The co-op campaign isn’t talked about much and the general consensus seems to be that it is good but not great. Arthur Gies at Polygon summarizes it as ” a wave-based survival mode taking place on the multiplayer maps, where you earn points to buy better weapons and upgrades for your exo. There are wrinkles that mix things up a bit. For example, some waves have objectives that need to be completed to avert additional obstacles, like a glitched-out exo. It’s all competent enough, but it lacks the distinctive identity that powers the zombies mode in developer Treyarch’s Call of Duty games.”
The multiplayer is where Call of Duty: Advanced Warfare shines. The exosuit is the most talked about new feature. Jeff Gerstmann at Giant Bomb talks extensively about the game in his review and concludes it with: ” It’s the best multiplayer the game has seen in some time and the whole thing totals up to a satisfying, if familiar experience.”
First person shooter fans are probably already playing Call of Duty: Advanced Warfare. It is not a title or a franchise that was made for me as much as I enjoy shooters. I don’t move fast enough, think fast enough, my muscle memory is terrible and it takes me a lot longer to learn and improve at much smaller increments. Advanced Warfare is game that plays in three dimensions not two, offers and requires player mobility as Polygon’s review states: “There’s less safety, less predictability, and it combines with some of the best map design the series has seen — hiding places never have total cover, and corners are hard to find.
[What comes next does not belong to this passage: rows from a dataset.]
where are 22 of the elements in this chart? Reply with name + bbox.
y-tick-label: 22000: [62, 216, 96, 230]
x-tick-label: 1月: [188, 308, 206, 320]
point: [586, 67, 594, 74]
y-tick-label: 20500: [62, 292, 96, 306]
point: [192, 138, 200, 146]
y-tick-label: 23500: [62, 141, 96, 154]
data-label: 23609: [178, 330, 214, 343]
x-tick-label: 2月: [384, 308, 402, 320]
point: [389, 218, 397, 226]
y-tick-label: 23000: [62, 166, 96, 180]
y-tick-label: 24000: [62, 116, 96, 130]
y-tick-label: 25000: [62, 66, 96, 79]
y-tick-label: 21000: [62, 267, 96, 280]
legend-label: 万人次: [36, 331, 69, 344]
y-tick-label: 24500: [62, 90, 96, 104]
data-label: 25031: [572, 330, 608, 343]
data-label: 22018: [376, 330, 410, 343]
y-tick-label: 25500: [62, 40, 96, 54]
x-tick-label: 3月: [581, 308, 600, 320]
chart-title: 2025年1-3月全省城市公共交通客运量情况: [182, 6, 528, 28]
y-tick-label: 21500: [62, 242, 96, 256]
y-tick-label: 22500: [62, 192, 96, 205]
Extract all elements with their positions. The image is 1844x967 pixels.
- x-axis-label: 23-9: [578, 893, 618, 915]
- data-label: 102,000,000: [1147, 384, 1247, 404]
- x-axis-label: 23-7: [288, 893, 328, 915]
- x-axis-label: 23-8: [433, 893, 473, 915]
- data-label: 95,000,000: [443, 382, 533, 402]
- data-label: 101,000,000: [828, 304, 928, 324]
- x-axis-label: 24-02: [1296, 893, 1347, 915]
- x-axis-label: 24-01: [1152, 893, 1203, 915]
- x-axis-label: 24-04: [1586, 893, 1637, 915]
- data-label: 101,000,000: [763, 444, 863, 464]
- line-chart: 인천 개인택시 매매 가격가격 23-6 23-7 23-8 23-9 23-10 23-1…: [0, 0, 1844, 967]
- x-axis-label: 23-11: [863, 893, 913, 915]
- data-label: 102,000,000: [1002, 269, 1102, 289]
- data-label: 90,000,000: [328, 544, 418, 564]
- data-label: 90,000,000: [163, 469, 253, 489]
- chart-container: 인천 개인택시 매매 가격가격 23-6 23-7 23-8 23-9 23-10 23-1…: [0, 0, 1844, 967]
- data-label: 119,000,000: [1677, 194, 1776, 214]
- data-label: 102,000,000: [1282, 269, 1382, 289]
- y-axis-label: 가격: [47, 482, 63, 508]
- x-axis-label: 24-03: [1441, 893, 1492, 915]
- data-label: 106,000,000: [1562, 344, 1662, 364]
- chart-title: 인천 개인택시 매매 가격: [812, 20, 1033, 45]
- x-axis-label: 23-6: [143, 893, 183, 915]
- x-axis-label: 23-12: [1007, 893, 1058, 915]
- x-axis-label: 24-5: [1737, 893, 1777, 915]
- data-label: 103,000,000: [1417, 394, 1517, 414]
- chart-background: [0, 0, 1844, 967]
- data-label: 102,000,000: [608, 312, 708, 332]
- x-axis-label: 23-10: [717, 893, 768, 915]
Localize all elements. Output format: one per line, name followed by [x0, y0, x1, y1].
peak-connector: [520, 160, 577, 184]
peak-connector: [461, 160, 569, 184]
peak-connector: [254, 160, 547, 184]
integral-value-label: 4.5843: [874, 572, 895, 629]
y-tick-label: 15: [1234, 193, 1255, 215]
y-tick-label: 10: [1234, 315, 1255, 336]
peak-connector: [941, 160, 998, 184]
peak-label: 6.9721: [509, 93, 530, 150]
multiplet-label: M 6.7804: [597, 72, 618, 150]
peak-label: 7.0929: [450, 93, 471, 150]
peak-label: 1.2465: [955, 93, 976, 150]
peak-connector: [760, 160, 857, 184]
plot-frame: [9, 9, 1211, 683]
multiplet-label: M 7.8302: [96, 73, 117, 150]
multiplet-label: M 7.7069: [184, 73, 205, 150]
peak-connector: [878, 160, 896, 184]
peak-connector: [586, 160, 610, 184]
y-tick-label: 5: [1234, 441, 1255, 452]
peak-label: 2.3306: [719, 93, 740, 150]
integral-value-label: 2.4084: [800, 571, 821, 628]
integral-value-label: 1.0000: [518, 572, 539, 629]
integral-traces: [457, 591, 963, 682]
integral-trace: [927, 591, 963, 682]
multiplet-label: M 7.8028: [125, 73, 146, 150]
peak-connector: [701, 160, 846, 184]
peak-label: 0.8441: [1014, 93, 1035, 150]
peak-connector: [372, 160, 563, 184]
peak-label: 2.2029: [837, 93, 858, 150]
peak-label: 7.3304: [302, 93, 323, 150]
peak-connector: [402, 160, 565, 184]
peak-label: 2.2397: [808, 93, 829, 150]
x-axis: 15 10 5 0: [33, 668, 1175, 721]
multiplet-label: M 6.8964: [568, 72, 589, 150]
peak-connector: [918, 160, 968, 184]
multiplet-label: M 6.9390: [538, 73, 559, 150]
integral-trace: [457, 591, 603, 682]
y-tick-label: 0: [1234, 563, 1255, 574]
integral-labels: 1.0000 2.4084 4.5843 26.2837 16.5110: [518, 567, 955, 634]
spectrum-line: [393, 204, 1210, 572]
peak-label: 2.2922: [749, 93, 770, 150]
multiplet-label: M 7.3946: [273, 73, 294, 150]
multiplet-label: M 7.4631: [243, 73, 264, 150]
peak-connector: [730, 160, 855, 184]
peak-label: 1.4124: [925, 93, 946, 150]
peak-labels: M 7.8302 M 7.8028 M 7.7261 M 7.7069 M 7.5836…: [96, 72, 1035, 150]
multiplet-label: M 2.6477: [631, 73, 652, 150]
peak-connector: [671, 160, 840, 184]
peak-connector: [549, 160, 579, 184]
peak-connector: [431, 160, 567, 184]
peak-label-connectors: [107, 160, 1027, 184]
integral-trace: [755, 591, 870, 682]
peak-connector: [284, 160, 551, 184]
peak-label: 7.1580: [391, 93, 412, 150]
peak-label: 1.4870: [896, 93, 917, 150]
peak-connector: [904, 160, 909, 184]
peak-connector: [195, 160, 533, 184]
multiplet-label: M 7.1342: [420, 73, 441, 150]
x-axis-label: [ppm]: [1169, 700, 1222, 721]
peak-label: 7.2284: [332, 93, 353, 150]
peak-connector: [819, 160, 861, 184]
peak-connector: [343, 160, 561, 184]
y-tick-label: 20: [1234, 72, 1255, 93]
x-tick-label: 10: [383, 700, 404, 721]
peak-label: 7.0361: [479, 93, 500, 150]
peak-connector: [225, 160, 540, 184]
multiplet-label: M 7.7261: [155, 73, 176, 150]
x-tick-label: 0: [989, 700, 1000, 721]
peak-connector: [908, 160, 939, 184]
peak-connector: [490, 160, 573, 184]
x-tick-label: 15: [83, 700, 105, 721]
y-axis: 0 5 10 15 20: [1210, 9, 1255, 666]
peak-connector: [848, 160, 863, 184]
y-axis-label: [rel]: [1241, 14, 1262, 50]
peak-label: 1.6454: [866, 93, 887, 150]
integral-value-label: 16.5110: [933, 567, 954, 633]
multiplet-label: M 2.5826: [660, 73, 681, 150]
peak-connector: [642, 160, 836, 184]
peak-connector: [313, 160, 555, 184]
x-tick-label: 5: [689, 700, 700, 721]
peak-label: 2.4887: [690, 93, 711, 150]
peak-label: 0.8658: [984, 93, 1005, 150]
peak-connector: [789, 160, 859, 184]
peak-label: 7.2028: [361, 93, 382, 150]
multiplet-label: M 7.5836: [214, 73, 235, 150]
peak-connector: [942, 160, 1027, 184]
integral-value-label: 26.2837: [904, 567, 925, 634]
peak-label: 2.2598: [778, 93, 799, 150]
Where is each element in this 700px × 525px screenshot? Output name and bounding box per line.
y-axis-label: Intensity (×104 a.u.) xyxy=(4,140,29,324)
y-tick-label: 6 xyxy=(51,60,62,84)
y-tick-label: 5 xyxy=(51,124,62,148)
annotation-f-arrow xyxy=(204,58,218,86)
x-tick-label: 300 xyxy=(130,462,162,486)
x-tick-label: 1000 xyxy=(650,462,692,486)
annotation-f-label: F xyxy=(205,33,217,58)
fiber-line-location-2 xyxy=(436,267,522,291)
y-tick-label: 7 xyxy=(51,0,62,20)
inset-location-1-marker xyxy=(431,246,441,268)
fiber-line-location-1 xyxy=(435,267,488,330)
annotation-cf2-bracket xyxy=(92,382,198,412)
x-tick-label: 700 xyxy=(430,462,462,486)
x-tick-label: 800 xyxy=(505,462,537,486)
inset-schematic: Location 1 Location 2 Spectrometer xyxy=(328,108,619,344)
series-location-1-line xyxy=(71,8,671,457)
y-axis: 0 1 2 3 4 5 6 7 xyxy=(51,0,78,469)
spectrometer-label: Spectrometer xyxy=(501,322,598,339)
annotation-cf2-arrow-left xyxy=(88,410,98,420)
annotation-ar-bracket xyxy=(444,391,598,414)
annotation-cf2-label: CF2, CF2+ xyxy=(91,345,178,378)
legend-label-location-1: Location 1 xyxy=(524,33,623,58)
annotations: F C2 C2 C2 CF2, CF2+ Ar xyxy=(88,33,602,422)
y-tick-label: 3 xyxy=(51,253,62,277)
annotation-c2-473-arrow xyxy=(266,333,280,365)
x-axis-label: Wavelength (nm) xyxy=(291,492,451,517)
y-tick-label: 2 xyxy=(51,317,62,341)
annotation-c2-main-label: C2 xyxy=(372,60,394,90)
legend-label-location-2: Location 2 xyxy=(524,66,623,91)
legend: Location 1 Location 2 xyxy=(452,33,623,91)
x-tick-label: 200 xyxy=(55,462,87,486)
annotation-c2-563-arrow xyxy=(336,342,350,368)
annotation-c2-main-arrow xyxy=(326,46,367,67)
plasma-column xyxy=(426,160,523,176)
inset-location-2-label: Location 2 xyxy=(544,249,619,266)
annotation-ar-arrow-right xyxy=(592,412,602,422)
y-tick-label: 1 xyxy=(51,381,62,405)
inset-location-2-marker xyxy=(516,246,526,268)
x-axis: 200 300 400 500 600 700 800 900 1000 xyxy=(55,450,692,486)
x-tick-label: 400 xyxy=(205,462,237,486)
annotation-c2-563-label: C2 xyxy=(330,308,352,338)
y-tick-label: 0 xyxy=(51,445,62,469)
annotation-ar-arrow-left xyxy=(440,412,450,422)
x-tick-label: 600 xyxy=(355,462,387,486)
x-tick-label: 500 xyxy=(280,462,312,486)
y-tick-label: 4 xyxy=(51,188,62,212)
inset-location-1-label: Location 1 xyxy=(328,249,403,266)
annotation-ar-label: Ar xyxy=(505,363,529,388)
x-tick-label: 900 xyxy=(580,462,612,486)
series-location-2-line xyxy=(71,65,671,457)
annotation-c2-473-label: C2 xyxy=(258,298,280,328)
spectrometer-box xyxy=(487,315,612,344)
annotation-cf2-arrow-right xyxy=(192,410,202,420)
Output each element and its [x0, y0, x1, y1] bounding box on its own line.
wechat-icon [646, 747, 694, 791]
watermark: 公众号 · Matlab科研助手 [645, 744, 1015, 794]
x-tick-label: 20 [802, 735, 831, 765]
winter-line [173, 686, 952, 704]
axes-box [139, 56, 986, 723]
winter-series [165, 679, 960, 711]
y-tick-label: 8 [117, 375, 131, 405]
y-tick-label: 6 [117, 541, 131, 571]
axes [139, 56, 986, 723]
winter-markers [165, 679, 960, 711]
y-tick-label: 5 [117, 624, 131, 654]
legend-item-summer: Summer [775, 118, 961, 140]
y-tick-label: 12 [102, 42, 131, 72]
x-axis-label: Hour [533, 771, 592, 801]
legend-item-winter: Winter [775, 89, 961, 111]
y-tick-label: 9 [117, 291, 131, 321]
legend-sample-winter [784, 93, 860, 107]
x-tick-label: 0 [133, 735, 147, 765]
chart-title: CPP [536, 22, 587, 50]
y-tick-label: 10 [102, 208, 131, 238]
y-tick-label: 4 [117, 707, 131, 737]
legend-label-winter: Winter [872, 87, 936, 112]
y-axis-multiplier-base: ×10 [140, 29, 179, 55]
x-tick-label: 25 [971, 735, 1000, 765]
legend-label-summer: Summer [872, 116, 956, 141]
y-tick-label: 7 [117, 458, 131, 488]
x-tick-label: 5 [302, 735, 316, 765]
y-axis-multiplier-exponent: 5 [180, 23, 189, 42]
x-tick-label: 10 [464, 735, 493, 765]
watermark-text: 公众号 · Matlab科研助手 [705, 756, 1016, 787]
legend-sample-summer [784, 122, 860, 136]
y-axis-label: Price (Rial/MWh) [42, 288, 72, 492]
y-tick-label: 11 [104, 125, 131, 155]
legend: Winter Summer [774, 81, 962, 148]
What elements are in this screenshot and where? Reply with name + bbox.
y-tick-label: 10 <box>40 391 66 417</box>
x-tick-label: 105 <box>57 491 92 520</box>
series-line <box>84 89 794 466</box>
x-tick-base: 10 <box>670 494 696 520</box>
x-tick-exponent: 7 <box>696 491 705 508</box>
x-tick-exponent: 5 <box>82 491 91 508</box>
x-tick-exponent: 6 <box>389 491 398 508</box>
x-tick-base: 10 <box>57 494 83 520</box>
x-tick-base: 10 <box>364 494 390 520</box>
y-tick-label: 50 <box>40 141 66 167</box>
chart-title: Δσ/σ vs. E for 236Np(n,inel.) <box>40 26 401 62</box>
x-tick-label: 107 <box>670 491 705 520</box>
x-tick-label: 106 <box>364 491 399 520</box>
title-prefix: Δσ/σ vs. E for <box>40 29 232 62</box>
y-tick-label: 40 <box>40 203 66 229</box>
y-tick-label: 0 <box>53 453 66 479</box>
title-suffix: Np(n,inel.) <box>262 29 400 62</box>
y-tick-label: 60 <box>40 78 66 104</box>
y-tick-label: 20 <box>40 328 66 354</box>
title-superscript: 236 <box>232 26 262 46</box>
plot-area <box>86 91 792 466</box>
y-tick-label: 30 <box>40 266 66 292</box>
Sight lines exist all over, but there’s just as many means of breaking out of a field of fire by using a boost or performing a running slide.”
There are two new features to help out new, inexperienced, rusty and clumsy players. The first is a virtual arena. “… a press of a button in the pregame lobby will take you and your loadout more or less instantly into a virtual arena where you can fire on targets and get to know your guns without feeding yourself to the wolves.”
The second, highlighted by IGN’s review: “If you’re rusty, you can jump into the Combat Readiness Program before trying out true multiplayer. It’s a noob-friendly environment where there are no kill cams, no post-game scoreboards, and a mixture of nameless bots and players. Anyone who racks up too high a body count gets locked out to avoid discouraging new players, making it a much more casual-friendly zone where you can kick back and enjoy yourself without pressure.”
If you’ve ever wanted to try a shooter, or have done in the past and it didn’t go well, despite Call of Duty’s reputation of being the shooter that defines shooters, of ruthless multiplayer matches where anyone below the threshold dies over and over, these two features, combined with a solid coop campaign, even if the story is a little weak and a good co-op mode, could make it a more accessible shooter than any of its predecessors.